Our History || The school has been made possible by hardworking, pioneering parents and teachers who have worked with joy, vision, and dedication to the mission of bringing an independent school inspired by Waldorf education to the East Bay region of the San Francisco Bay Area. The school is deeply grateful to all the educators, parents, and financial supporters past and present who continue to help Berkeley Rose grow and prosper.
We acknowledge that our school sits on the ancestral homelands of the Chochenyo Ohlone people, who stewarded this part of the Earth sustainably for thousands of years and who continue to inhabit the Bay Area. What we call Berkeley is known as xučyun in Chochenyo, the native language of the Eastern shores of San Francisco Bay.

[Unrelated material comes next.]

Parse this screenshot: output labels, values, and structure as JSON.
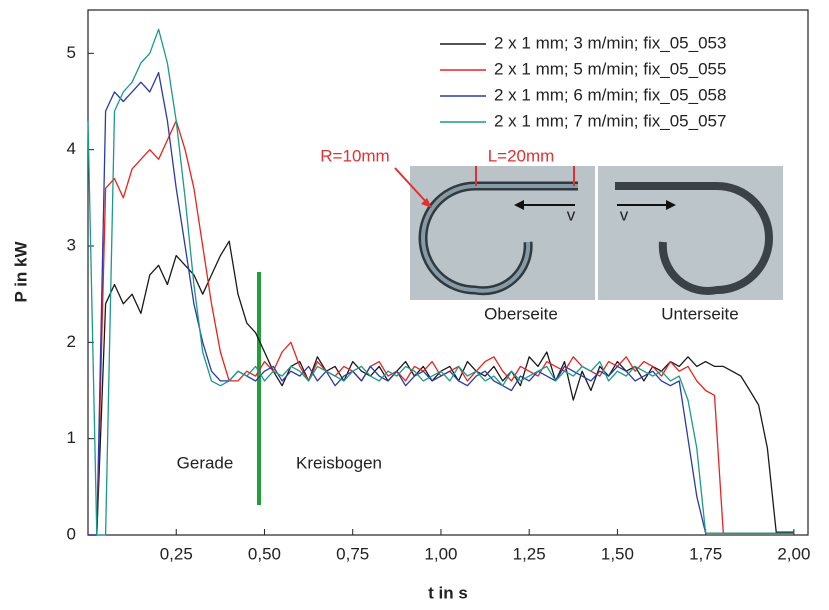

The Ohlone persevere in their steadfast efforts to protect sacred sites and revitalize their cultural practices and language. The final native speaker of Chochenyo died in 1934, but in the last two decades the language has been revived by the Muwekma Ohlone Tribe, and many members are now able to carry on conversations in Chochenyo. The Muwekma Ohlone continue to fight for federal recognition and the protection of sacred sites. The West Berkeley Shellmound and Village site at 1900 Fourth Street—just 3 miles from our campus—was placed on the 2020 list of America’s 11 Most Endangered Historic Places by the National Trust for Historic Preservation.
We honor the wisdom, resilience, and perseverance of the Ohlone people, and recognize their sacred and historic relationship to this part of the Earth.
Berkeley Rose is an Associate Member of AWSNA
Berkeley Rose Waldorf School (BRWS) is accredited by the Association of Waldorf Schools of North America (AWSNA) as an Associate member.
The teachings and philosophy take a complete approach to learning—“head, heart, and hands”—and address each child as an individual with innate talents and abilities.